Il s'agit d'une requête en radiation de la demande de contrôle judiciaire d'un arrêté introductif d'instance pris par le ministre de la Justice. Le paragraphe 15(1) de la Loi sur l'extradition permet au ministre, s'il est convaincu que les conditions prévues à l'alinéa 3(1)a) et au paragraphe 3(3) sont remplies, de prendre un arrêté introductif d'instance. Ces dispositions se rapportent à la durée de l'emprisonnement qui peut être imposé pour les infractions mentionnées dans la demande d'extradition, ou qui reste à purger dans le cas d'une personne déjà condamnée à une peine d'emprisonnement. Le demandeur est un citoyen américain qui habite au Canada. Les États-Unis d'Amérique ont demandé son extradition afin qu'il y subisse son procès, parce qu'il aurait commis des infractions fédérales de fraude. Le ministre a déterminé les infractions punissables au Canada qui correspondent à la conduite alléguée du demandeur, et il a pris l'arrêté introductif d'instance. Le demandeur a été arrêté, mais il a ensuite été libéré après avoir souscrit un engagement.

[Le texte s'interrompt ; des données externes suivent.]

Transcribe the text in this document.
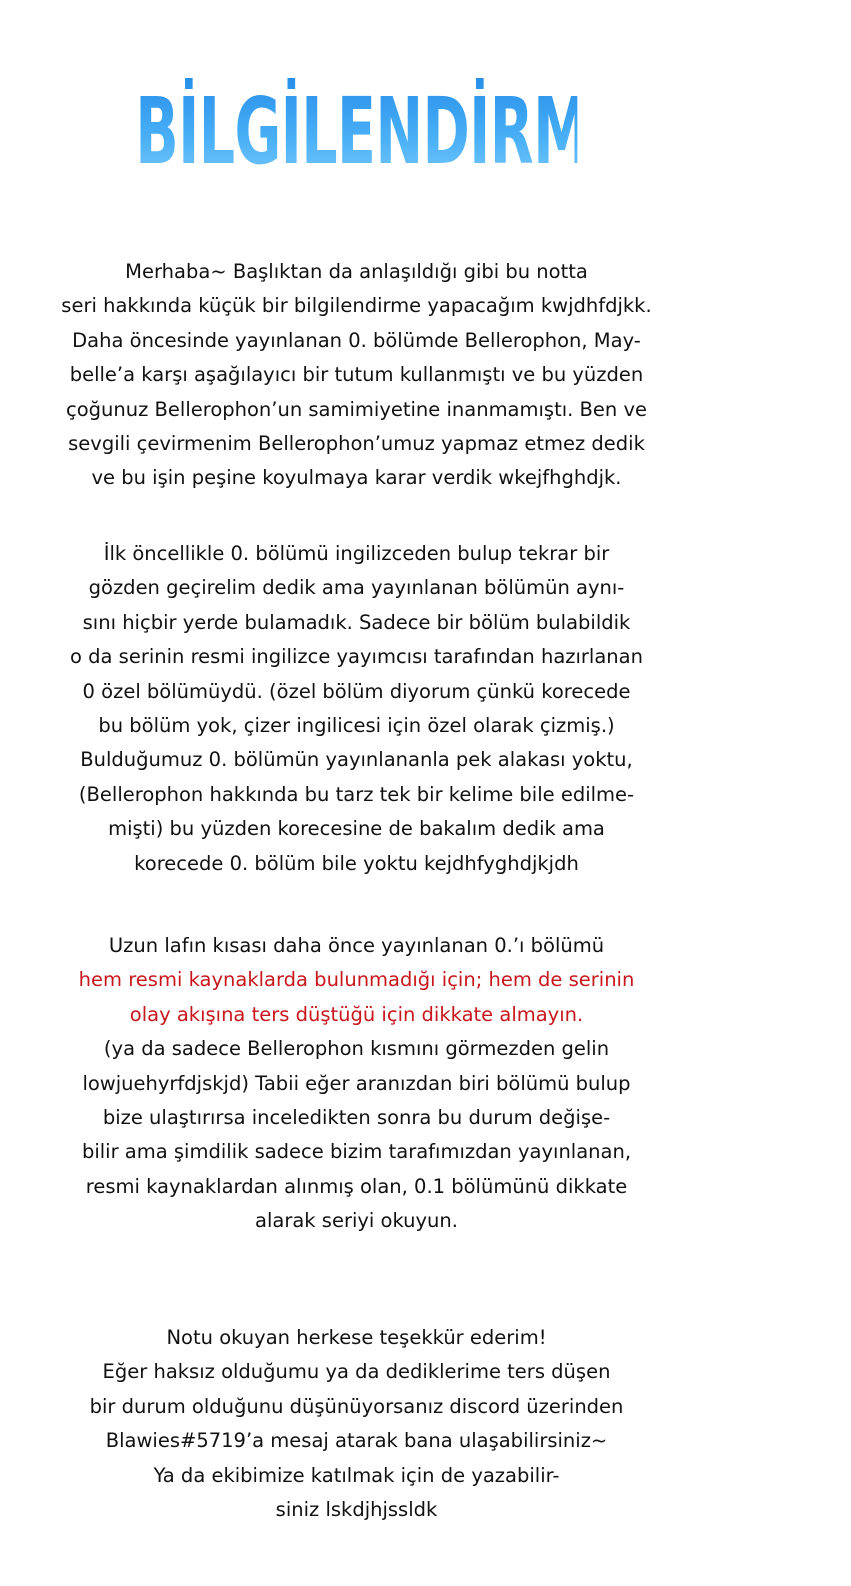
BİLGİLENDİRME NOTU!
Merhaba~ Başlıktan da anlaşıldığı gibi bu notta
seri hakkında küçük bir bilgilendirme yapacağım kwjdhfdjkk.
Daha öncesinde yayınlanan 0. bölümde Bellerophon, May-
belle’a karşı aşağılayıcı bir tutum kullanmıştı ve bu yüzden
çoğunuz Bellerophon’un samimiyetine inanmamıştı. Ben ve
sevgili çevirmenim Bellerophon’umuz yapmaz etmez dedik
ve bu işin peşine koyulmaya karar verdik wkejfhghdjk.
İlk öncellikle 0. bölümü ingilizceden bulup tekrar bir
gözden geçirelim dedik ama yayınlanan bölümün aynı-
sını hiçbir yerde bulamadık. Sadece bir bölüm bulabildik
o da serinin resmi ingilizce yayımcısı tarafından hazırlanan
0 özel bölümüydü. (özel bölüm diyorum çünkü korecede
bu bölüm yok, çizer ingilicesi için özel olarak çizmiş.)
Bulduğumuz 0. bölümün yayınlananla pek alakası yoktu,
(Bellerophon hakkında bu tarz tek bir kelime bile edilme-
mişti) bu yüzden korecesine de bakalım dedik ama
korecede 0. bölüm bile yoktu kejdhfyghdjkjdh
Uzun lafın kısası daha önce yayınlanan 0.’ı bölümü
hem resmi kaynaklarda bulunmadığı için; hem de serinin
olay akışına ters düştüğü için dikkate almayın.
(ya da sadece Bellerophon kısmını görmezden gelin
lowjuehyrfdjskjd) Tabii eğer aranızdan biri bölümü bulup
bize ulaştırırsa inceledikten sonra bu durum değişe-
bilir ama şimdilik sadece bizim tarafımızdan yayınlanan,
resmi kaynaklardan alınmış olan, 0.1 bölümünü dikkate
alarak seriyi okuyun.
Notu okuyan herkese teşekkür ederim!
Eğer haksız olduğumu ya da dediklerime ters düşen
bir durum olduğunu düşünüyorsanız discord üzerinden
Blawies#5719’a mesaj atarak bana ulaşabilirsiniz~
Ya da ekibimize katılmak için de yazabilir-
siniz lskdjhjssldk
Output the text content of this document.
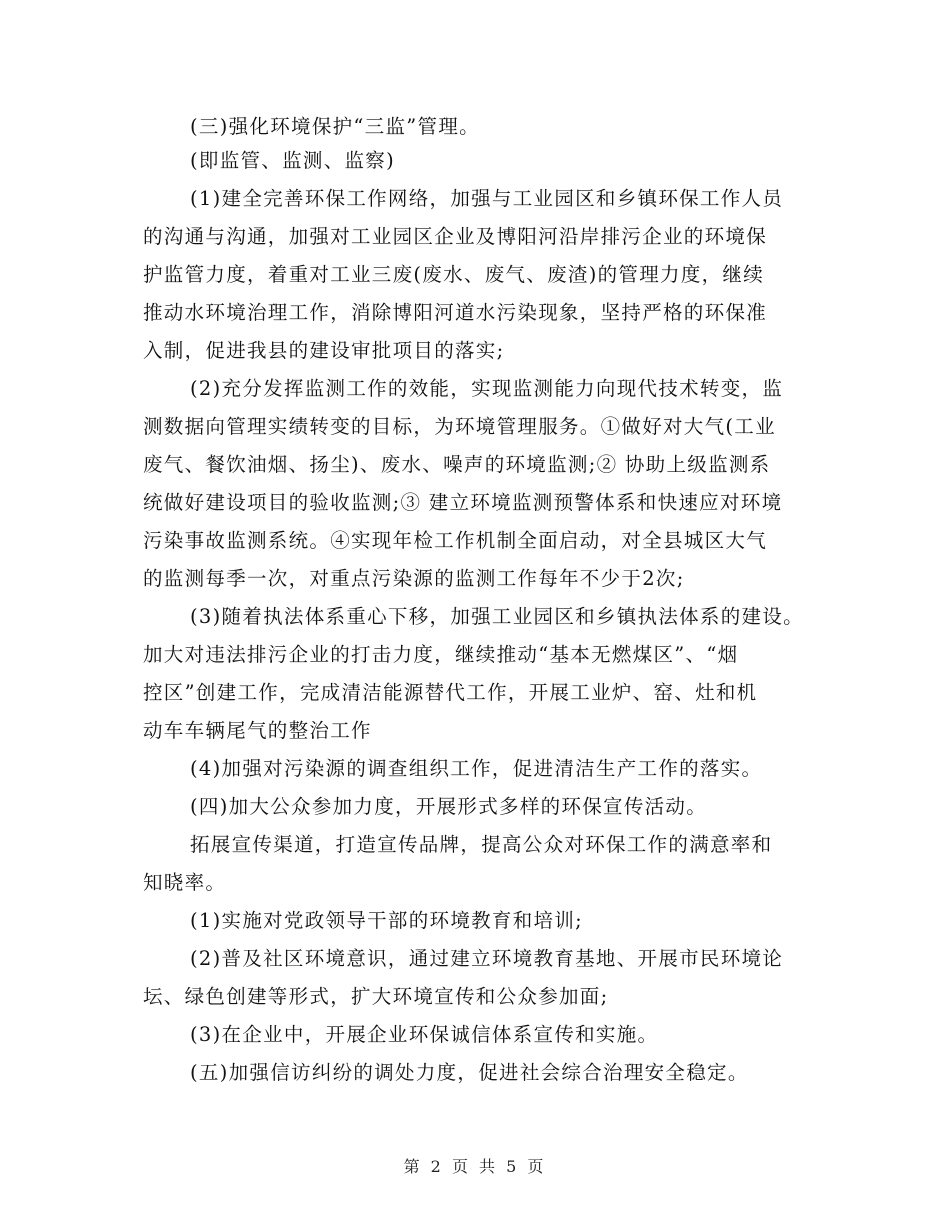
(三)强化环境保护“三监”管理。
(即监管、监测、监察)
(1)建全完善环保工作网络，加强与工业园区和乡镇环保工作人员
的沟通与沟通，加强对工业园区企业及博阳河沿岸排污企业的环境保
护监管力度，着重对工业三废(废水、废气、废渣)的管理力度，继续
推动水环境治理工作，消除博阳河道水污染现象，坚持严格的环保准
入制，促进我县的建设审批项目的落实;
(2)充分发挥监测工作的效能，实现监测能力向现代技术转变，监
测数据向管理实绩转变的目标，为环境管理服务。①做好对大气(工业
废气、餐饮油烟、扬尘)、废水、噪声的环境监测;② 协助上级监测系
统做好建设项目的验收监测;③ 建立环境监测预警体系和快速应对环境
污染事故监测系统。④实现年检工作机制全面启动，对全县城区大气
的监测每季一次，对重点污染源的监测工作每年不少于2次;
(3)随着执法体系重心下移，加强工业园区和乡镇执法体系的建设。
加大对违法排污企业的打击力度，继续推动“基本无燃煤区”、“烟
控区”创建工作，完成清洁能源替代工作，开展工业炉、窑、灶和机
动车车辆尾气的整治工作
(4)加强对污染源的调查组织工作，促进清洁生产工作的落实。
(四)加大公众参加力度，开展形式多样的环保宣传活动。
拓展宣传渠道，打造宣传品牌，提高公众对环保工作的满意率和
知晓率。
(1)实施对党政领导干部的环境教育和培训;
(2)普及社区环境意识，通过建立环境教育基地、开展市民环境论
坛、绿色创建等形式，扩大环境宣传和公众参加面;
(3)在企业中，开展企业环保诚信体系宣传和实施。
(五)加强信访纠纷的调处力度，促进社会综合治理安全稳定。
第 2 页 共 5 页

Les questions en litige consistent à savoir: 1) si la prise de l'arrêté introductif d'instance est susceptible de contrôle judiciaire; et 2) dans le cas où la Cour aurait compétence pour examiner la décision du ministre, si le demandeur a accès à un recours subsidiaire adéquat.

Jugement: la requête doit être accueillie.

Un avis de demande ne devrait être radié que lorsqu'il est «manifestement irrégulier au point de n'avoir aucune chance d'être accueilli».

1) La décision du ministre de prendre un arrêté introductif d'instance conformément à l'article 15 de la Loi sur l'extradition s'apparente au pouvoir discrétionnaire que le procureur général exerce dans son rôle de poursuivant, par exemple la présentation d'un acte d'accusation. Les deux décideurs sont investis de larges pouvoirs discrétionnaires pour pouvoir remplir efficacement leurs importants devoirs constitutionnels dans le cadre du système de justice pénale. Leur décision, bien qu'importante, n'est qu'une étape préliminaire dans un processus qui garantit l'équité procédurale à la personne visée. En bout de ligne, le décideur est responsable devant le Parlement ou la législature, et non devant les tribunaux. Tout comme le pouvoir discrétionnaire du poursuivant ne devrait pas être susceptible de contrôle judiciaire en l'absence d'une preuve de mauvaise foi, une retenue judiciaire similaire devrait être appliquée à la décision discrétionnaire que le ministre prend en vertu de l'article 15 de la Loi sur l'extradition. Les principes de droit administratif entrent en jeu uniquement lorsque la décision a une incidence sur les droits fondamentaux, les privilèges ou les intérêts d'une personne, d'une manière définitive ou importante. La décision du ministre n'a pas eu pour effet de nier des droits de justice fondamentale. Le demandeur a conservé le droit de contester la validité et la suffisance de l'arrêté dans le cadre du processus d'extradition. En l'absence de toute allégation de violation de droits constitutionnels, ou de toute conduite pouvant être interprétée comme une preuve de mauvaise foi ou d'erreur flagrante de la part du ministre, l'arrêté introductif d'instance n'est pas une décision assujettie au contrôle judiciaire.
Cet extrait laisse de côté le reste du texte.